The Federal Reserve fills a number of roles in the banking system, but the establishment of the Federal Funds Rate is one of the most important as far as the broader economy is concerned. That interest rate acts as a benchmark for how all the other banks calculate their interest rates. The piddly 0.25% interest you're making on your savings account is a function of the rate the Federal Reserve has established. That begs the question, "why does the Fed choose the rate it chooses?"
The Federal Reserve believes economic progress is driven by consumer spending. The (misguided) theory goes when people spend more money it creates more jobs because businesses have to keep up with demand. More jobs = more spending and so on. When consumer spending is down, like when the economy hit the brakes, the bankers believe they need to juice consumer spending, and by doing so they'll get the economy to rebound and start growing again. They attempt to create the juice by lowering the interest rate. In order to lower the interest rate the Federal Reserve increases the money supply; they create money. The resulting interest rate discourages people from saving and encourages spending and debt. But by messing with the interest rate, the bankers literally mess with the entire economy.

Generally speaking a job is created because it is deemed valuable to someone. That's why we don't employ millions of people digging holes and millions more coming behind to fill them in -- no one would voluntarily pay for such a service because there's no value in it. But we only know what's valuable and what isn't, and where and how to allocate scarce resources when there are effective price signals.
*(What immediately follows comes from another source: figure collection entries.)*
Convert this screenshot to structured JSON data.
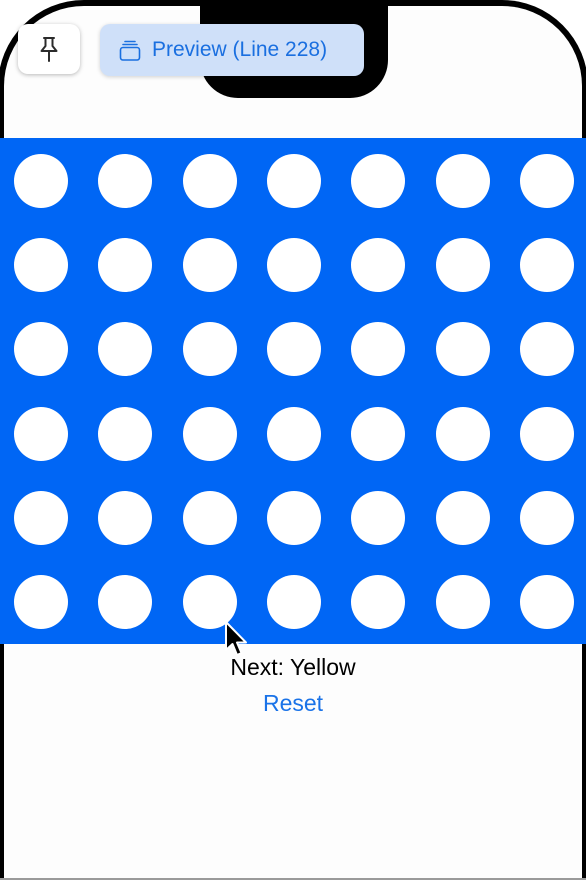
{
  "toolbar": {
    "pin_icon": "pin-icon",
    "preview_icon": "stacked-windows-icon",
    "preview_label": "Preview (Line 228)"
  },
  "board": {
    "rows": 6,
    "columns": 7,
    "color": "#0066f5",
    "empty_slot_color": "#ffffff",
    "slots": [
      [
        "empty",
        "empty",
        "empty",
        "empty",
        "empty",
        "empty",
        "empty"
      ],
      [
        "empty",
        "empty",
        "empty",
        "empty",
        "empty",
        "empty",
        "empty"
      ],
      [
        "empty",
        "empty",
        "empty",
        "empty",
        "empty",
        "empty",
        "empty"
      ],
      [
        "empty",
        "empty",
        "empty",
        "empty",
        "empty",
        "empty",
        "empty"
      ],
      [
        "empty",
        "empty",
        "empty",
        "empty",
        "empty",
        "empty",
        "empty"
      ],
      [
        "empty",
        "empty",
        "empty",
        "empty",
        "empty",
        "empty",
        "empty"
      ]
    ]
  },
  "status": {
    "turn_text": "Next: Yellow"
  },
  "actions": {
    "reset_label": "Reset",
    "accent_color": "#1a73e8"
  },
  "pointer": {
    "icon": "arrow-cursor-icon"
  }
}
The interest rate is the most critical price signal. It reflects our overall time preference and therefore where resources should be allocated. An increasing interest rate signals a demand for capital, which incentivizes individuals to spend less on consumer goods and save more. More savings increases available capital to lend so that entrepreneurs and businesses can invest in capital goods. Capital goods (e.g., tools) make more efficient use of resources, improving worker productivity. Higher worker productivity, by the way, increases worker wages. As the demand for capital flattens or decreases, so too will the interest rate. That will incentivize individuals to save less and spend more on consumer goods (e.g., televisions).
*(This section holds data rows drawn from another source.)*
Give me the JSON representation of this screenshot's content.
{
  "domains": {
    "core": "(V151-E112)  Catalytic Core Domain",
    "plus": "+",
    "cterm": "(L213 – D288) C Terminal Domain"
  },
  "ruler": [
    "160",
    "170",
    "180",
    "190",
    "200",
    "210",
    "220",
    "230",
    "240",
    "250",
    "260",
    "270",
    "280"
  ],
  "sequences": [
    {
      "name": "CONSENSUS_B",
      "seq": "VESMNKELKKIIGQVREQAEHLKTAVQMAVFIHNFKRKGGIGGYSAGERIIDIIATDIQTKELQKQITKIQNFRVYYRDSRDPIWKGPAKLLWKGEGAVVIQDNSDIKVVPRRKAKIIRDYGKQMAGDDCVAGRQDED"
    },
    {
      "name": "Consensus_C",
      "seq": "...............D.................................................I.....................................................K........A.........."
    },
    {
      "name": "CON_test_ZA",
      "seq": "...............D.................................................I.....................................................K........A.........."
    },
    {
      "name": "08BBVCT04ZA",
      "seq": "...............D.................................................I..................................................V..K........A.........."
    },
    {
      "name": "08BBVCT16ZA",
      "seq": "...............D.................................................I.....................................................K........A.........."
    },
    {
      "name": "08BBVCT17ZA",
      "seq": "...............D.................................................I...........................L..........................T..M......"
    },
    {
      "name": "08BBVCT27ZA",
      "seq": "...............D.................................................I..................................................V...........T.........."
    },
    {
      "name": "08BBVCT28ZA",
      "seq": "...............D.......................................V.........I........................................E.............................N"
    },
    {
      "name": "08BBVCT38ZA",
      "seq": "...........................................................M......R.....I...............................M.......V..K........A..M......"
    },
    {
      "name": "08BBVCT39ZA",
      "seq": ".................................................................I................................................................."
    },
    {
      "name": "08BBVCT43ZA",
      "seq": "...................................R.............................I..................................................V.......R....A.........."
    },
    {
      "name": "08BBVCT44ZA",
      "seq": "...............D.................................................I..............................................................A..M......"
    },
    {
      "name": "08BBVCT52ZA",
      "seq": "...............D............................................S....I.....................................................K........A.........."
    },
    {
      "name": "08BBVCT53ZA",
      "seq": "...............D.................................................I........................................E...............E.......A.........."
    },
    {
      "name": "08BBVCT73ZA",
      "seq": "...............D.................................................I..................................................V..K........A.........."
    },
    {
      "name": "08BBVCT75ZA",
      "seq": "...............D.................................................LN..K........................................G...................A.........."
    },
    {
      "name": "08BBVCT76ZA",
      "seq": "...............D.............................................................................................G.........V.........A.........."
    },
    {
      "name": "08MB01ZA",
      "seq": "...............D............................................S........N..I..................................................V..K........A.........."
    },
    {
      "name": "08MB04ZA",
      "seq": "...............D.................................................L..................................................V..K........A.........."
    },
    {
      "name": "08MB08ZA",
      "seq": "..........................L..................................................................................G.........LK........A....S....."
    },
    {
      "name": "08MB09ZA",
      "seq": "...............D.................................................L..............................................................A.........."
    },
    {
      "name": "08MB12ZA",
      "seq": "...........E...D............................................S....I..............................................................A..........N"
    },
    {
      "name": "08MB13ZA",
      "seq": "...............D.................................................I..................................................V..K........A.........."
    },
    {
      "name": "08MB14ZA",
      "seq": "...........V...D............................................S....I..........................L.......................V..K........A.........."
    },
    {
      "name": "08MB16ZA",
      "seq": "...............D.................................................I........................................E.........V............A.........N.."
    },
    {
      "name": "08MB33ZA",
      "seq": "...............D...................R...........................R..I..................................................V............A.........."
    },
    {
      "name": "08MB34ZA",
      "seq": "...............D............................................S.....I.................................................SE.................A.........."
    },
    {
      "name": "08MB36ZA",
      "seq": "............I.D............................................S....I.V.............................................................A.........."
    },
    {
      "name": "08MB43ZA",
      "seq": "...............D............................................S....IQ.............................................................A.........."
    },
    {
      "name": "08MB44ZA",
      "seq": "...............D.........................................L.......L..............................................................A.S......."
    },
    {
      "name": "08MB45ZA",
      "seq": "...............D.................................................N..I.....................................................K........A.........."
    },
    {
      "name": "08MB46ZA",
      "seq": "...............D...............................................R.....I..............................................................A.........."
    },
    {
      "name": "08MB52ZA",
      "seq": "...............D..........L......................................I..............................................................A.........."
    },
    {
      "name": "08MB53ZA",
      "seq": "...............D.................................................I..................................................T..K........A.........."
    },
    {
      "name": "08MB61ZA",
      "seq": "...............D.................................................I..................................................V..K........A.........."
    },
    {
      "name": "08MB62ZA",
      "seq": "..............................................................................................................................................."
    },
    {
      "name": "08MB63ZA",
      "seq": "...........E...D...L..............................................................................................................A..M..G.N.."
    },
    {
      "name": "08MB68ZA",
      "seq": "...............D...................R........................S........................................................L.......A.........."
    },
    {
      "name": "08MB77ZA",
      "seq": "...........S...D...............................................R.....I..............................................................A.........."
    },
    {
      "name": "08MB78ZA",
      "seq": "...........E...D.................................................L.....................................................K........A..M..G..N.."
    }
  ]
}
As you can see, with the Federal Reserve controlling the interest rate, they effectively control the entire economy. But no group of even the smartest people on earth could possibly know the preferences of  millions or billions of people, so inevitably whatever rate they decide on is a guess at best. Additionally by continually increasing the money supply as they do the Federal Reserve causes prices to rise (see oil, gold, food, stocks, etc...) and influences how capital should be invested. A low interest rate hurts people who want to save their money and also causes investors to chase riskier investments because not only do the investors have to make a return, that return has to outpace the growth rate of the money supply. More than any other factor, low interest rates are to blame for the stock boom and bust of the late 90's/early 00's and the housing boom and bust. They're also to blame for the current economic malaise we find ourselves in now.
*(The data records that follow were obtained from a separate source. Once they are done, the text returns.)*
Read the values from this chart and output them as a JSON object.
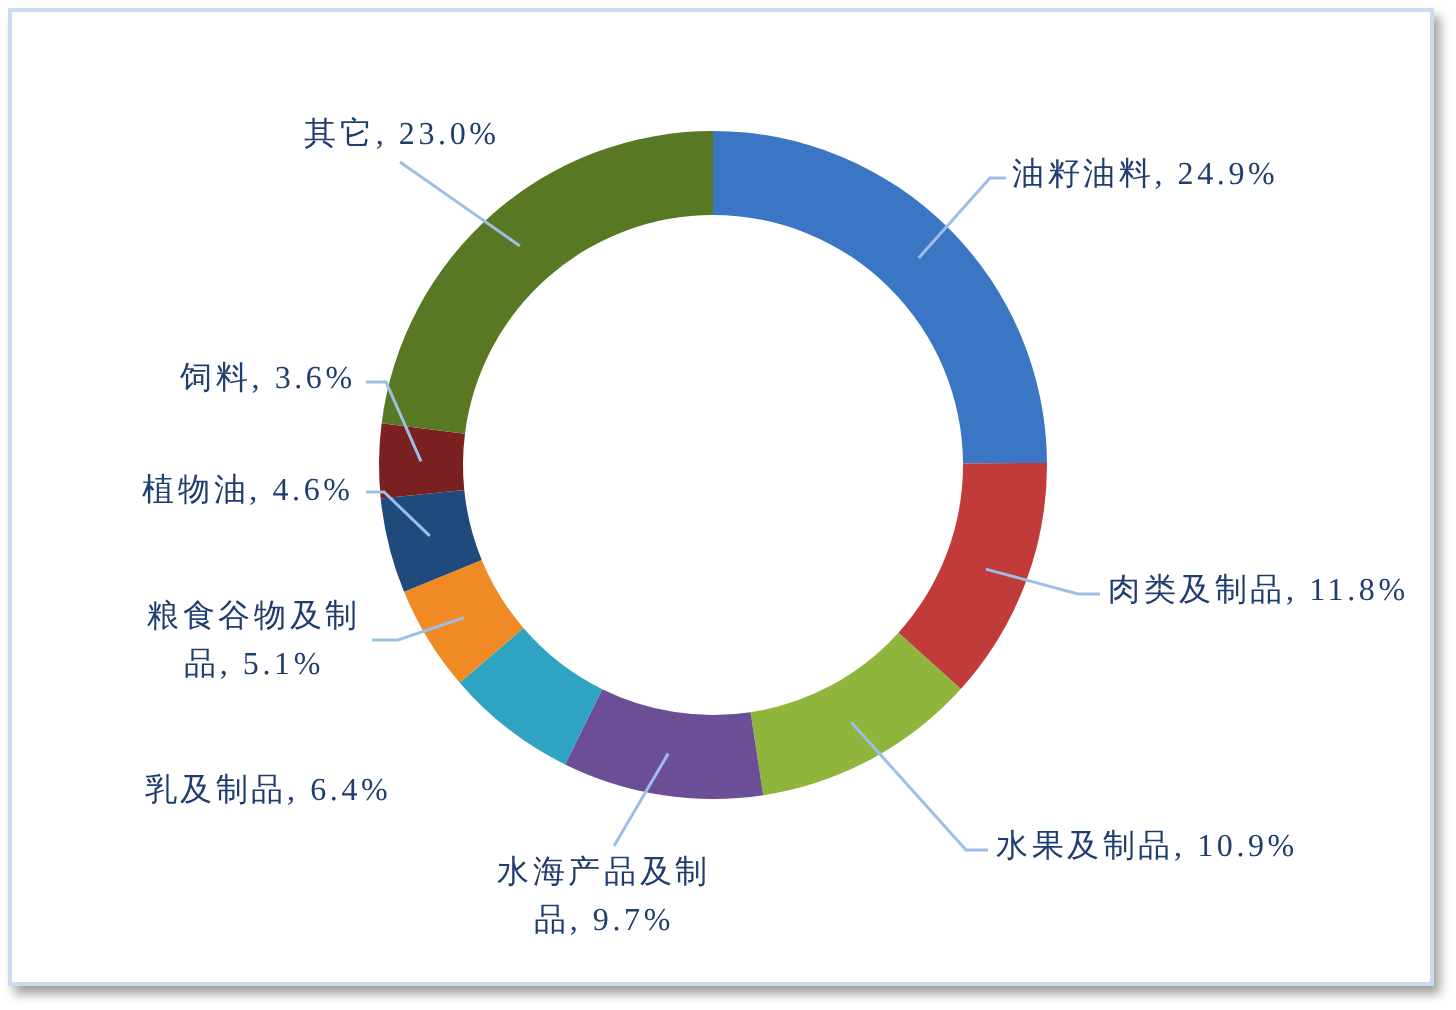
{
  "chart_data": {
    "type": "donut",
    "categories": [
      "油籽油料",
      "肉类及制品",
      "水果及制品",
      "水海产品及制品",
      "乳及制品",
      "粮食谷物及制品",
      "植物油",
      "饲料",
      "其它"
    ],
    "values": [
      24.9,
      11.8,
      10.9,
      9.7,
      6.4,
      5.1,
      4.6,
      3.6,
      23.0
    ],
    "value_labels": [
      "24.9%",
      "11.8%",
      "10.9%",
      "9.7%",
      "6.4%",
      "5.1%",
      "4.6%",
      "3.6%",
      "23.0%"
    ],
    "colors": [
      "#3a76c4",
      "#c23b3b",
      "#8fb53c",
      "#6c4e96",
      "#2fa3c2",
      "#ef8a25",
      "#1f4a7c",
      "#7b2020",
      "#587824"
    ]
  }
}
Low interest rates increase the demand for consumer goods, but production of consumer goods doesn't increase worker productivity. Combine that with increases in the price of essential goods (food, energy, etc...), and we're left with a terrible situation in which the bottom 95% is seeing their earning power continually decrease with no corresponding increase in their wages. The only people who are winning are the people who see the money first -- banks and politicians.

The interest rate must be set by the market, not by a central authority which has its own agenda. We need to end the Fed.